Not so long ago, the Seattle dance scene was rather limited.
It was dominated by touring companies brought by the now-defunct Discover Dance, a handful of local choreographers and dancers working in small, out-of-the-way spaces, and a lot of Nutcrackers.
It was so dry that two choreographers who tried to make Seattle their home base, Bill Evans and Mark Morris, wound up leaving town. ("The Death of Klinghofer," the Morris-choreographed opera that premiered in Europe earlier this year, opened in New York Thursday.)

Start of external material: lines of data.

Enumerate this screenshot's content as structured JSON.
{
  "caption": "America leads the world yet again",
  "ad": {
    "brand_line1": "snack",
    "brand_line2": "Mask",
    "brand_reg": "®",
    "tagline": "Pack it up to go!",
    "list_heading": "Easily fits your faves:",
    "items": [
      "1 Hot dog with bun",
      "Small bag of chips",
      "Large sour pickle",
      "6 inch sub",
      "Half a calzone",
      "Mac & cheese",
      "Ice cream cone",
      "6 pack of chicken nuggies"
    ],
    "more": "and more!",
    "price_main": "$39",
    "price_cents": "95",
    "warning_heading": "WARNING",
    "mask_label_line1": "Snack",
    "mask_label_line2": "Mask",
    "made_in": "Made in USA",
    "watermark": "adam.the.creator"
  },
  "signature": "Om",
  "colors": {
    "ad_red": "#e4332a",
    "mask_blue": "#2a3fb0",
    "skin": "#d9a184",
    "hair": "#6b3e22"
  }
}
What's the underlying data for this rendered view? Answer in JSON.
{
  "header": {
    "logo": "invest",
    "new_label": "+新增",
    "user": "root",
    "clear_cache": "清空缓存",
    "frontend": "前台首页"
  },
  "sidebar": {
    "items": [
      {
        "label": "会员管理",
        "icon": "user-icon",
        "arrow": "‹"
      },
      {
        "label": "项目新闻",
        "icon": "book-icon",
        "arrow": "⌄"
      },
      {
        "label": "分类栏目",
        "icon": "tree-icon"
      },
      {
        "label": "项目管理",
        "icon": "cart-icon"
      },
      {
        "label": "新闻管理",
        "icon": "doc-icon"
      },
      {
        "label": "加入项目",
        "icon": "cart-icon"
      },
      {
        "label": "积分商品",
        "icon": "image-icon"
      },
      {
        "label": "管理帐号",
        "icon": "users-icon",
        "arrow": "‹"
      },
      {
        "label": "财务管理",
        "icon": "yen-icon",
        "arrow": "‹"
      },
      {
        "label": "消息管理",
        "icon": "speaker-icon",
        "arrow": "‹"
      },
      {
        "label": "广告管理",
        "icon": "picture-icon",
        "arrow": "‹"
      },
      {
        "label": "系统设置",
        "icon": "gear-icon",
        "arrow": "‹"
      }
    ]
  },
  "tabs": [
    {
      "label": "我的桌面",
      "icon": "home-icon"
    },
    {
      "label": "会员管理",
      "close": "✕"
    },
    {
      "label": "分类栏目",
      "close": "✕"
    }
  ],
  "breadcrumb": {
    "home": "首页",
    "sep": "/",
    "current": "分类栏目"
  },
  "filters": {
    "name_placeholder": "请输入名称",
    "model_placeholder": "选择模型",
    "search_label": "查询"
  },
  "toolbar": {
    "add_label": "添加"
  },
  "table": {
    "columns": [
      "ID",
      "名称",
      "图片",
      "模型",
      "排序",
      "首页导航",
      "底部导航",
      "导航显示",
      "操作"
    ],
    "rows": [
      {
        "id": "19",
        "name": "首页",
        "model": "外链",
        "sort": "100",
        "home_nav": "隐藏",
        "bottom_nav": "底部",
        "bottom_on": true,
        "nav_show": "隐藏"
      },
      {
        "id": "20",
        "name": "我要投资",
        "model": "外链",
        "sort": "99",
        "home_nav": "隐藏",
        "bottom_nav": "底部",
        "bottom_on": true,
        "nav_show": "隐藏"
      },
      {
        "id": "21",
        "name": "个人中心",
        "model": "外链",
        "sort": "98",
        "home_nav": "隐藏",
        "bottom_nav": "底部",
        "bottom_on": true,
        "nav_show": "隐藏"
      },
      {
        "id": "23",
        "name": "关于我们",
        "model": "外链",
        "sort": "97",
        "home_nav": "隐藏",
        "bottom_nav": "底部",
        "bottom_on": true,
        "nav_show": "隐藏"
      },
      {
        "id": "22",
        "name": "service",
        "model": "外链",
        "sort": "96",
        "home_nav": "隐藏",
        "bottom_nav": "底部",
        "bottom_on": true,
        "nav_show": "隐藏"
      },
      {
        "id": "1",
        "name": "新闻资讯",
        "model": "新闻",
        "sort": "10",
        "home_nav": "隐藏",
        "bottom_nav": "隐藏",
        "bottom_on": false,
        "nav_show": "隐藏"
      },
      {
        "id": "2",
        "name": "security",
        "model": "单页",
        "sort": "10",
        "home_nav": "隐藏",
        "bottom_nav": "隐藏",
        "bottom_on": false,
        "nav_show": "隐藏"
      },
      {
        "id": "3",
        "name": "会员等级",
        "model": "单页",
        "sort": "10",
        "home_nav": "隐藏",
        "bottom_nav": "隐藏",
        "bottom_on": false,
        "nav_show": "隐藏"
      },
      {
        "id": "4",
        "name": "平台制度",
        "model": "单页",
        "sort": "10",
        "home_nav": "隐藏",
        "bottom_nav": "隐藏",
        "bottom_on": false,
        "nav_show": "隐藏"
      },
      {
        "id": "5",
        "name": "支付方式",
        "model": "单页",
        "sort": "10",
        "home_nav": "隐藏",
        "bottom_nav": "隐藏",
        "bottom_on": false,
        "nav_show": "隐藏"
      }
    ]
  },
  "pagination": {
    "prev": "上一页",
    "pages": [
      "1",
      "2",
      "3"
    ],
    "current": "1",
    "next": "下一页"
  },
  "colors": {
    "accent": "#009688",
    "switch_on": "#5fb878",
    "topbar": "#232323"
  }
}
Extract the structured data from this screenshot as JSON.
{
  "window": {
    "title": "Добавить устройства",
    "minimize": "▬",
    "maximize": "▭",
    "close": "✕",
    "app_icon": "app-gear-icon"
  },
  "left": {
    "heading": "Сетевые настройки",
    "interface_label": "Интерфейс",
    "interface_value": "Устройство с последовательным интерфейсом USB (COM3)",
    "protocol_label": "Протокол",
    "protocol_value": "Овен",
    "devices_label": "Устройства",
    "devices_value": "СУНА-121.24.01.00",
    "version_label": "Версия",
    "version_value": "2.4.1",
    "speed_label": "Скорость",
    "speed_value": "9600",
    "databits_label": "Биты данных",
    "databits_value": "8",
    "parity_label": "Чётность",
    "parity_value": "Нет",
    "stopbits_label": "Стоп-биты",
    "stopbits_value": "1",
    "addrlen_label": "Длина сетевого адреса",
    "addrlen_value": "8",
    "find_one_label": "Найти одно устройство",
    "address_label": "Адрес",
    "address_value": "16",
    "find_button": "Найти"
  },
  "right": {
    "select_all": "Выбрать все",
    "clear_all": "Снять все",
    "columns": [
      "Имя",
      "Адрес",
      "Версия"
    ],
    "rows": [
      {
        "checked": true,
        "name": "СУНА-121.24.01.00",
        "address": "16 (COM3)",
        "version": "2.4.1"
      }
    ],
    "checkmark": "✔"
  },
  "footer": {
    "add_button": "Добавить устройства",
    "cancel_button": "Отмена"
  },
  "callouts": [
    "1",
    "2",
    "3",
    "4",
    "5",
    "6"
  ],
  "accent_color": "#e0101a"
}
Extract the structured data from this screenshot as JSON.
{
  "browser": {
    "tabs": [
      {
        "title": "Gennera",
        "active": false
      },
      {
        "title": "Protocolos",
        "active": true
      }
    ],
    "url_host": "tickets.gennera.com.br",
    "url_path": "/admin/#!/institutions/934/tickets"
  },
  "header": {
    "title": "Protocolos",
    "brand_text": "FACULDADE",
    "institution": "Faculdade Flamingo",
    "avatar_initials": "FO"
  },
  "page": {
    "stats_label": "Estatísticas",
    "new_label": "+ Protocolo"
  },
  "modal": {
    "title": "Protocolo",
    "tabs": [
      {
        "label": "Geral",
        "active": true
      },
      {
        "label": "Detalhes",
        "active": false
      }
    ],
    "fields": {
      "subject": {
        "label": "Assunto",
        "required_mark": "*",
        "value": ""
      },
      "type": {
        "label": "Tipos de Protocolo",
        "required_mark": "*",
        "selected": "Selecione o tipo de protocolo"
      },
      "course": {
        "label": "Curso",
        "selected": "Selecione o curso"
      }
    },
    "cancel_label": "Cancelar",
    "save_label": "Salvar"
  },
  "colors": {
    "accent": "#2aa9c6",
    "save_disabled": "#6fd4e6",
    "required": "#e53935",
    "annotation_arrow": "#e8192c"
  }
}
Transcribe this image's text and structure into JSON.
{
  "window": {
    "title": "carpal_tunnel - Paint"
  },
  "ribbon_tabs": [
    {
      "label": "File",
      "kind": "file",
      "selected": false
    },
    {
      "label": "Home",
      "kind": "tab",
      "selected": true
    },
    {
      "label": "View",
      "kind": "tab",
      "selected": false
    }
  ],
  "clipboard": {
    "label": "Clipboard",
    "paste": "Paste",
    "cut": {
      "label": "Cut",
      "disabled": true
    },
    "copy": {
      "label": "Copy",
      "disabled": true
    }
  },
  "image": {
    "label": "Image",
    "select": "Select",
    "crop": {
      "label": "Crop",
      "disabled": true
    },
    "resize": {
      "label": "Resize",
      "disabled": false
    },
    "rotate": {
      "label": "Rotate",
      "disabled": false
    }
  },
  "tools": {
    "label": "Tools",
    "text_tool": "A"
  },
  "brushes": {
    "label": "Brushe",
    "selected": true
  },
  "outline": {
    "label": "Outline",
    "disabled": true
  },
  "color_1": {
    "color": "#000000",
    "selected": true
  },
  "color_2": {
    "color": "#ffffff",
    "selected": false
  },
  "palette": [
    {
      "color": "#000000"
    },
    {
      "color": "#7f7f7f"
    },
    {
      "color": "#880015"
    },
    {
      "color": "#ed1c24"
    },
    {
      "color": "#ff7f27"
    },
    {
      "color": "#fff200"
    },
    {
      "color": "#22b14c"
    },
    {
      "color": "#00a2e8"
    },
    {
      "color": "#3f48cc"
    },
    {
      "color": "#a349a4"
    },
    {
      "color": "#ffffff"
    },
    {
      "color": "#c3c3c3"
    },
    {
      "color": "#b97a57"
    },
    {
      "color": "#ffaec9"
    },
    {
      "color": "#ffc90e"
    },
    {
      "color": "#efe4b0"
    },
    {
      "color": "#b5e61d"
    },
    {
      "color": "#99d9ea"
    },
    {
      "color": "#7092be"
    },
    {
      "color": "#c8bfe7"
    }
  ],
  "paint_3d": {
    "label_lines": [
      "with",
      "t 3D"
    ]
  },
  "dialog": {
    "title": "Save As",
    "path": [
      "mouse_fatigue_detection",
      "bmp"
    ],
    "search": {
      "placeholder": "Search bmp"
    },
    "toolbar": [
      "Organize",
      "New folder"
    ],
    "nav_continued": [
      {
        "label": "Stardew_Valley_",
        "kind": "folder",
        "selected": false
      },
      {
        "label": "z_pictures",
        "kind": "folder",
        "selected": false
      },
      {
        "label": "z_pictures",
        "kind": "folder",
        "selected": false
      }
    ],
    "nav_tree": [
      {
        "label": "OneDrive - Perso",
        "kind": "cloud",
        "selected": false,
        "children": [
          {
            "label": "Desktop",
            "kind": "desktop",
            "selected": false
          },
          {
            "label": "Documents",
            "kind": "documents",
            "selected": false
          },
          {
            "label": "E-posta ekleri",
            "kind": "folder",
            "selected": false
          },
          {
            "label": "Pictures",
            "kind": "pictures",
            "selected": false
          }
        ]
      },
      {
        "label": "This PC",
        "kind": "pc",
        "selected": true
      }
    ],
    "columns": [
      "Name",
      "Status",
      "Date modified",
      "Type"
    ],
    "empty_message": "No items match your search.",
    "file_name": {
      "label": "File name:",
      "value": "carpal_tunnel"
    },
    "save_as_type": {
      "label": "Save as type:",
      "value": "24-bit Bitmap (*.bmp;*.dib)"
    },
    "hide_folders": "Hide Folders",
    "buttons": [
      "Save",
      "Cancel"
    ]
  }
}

But over the past few years, the local dance scene has become more richly textured. It's difficult to say whether the productions have become more intriguing because the audiences demand it, or whether the audiences are becoming more sophisticated because of the works they are exposed to. Perhaps the eyes we've developed for other disciplines - films, for example - are moving laterally to other art forms. Local choreographers, too, have become sharper and more focused as they are exposed to audiences in other cities.
The new dance season holds a wide, wonderful spread from which to choose.
The big show in town, Pacific Northwest Ballet, will be presenting two story ballets as bookends for their season. They are reviving "A Midsummer Night's Dream" for the season opener and "Swan Lake" for the season finale. In between is an assortment of old and new works, including the company premiere of Glen Tetley's "Alice,"
based on the Lewis Carroll tale.
"Zirkus Weill," a stylish series of dance vignettes set to Kurt Weill's music as arranged by Norman Durkee, will be coming back, and Lar Lubovitch's "Sinfonia Concertante" will also be making an encore. There's a new Clark Tippet work in the pipeline, too. PNB has a rotating repertory season, presenting two completely different lineups for each performance week. And, of course, it wouldn't be Christmas without "The Nutcracker"; this year, there will be 35 performances.
Over at Meany Theater, the World Dance series will be presenting six groups this year. One of these groups, America on Tap, is bringing Charles "Honi" Coles to town. He's an extraordinary, elegant tap dancer of the grand old style - no sequined costumes here - and he moves with more grace, fluidity and rhythm than most dancers half his age.
There will also be tappers of the current generation, including Savion Glover and Brenda Buffalino. The World Dance series will also present the Dance Theatre of Harlem, absent for too many years, for five shows.
On The Boards consistently has some of the most exciting, innovative and provocative programs in town. They are both a presenting organization, bringing out-of-town (or out-of-country) groups to Seattle, and a producing organization, using and helping local talent to produce shows.
Their upcoming New Performance Series will be bringing eight artists and groups that fuse movement, music and theater. Anne Teresa de Keersmaeker, one of these eight, was recently chosen to succeed Mark Morris as the resident choreographer at the Royal Theatre de la Monnaie in Brussels.
On The Boards will be producing local works in their Northwest New Works Festival and in their monthly "12 Minutes Max" exhibitions.
The Allegro! Dance Festival specializes in contemporary dance. It features the works of both nationally renowned choreographers and emerging regional artists. As the season opener, Pat Graney, recently returned from an East Coast tour, will be premiering "Sax House," set to music composed and performed by the Billy Tipton Saxophone Quartet. Also on the bill but in a totally different vein is "Jesus Loves the Little Cowgirls," set to the live country-Western tunes of Ranch Romance.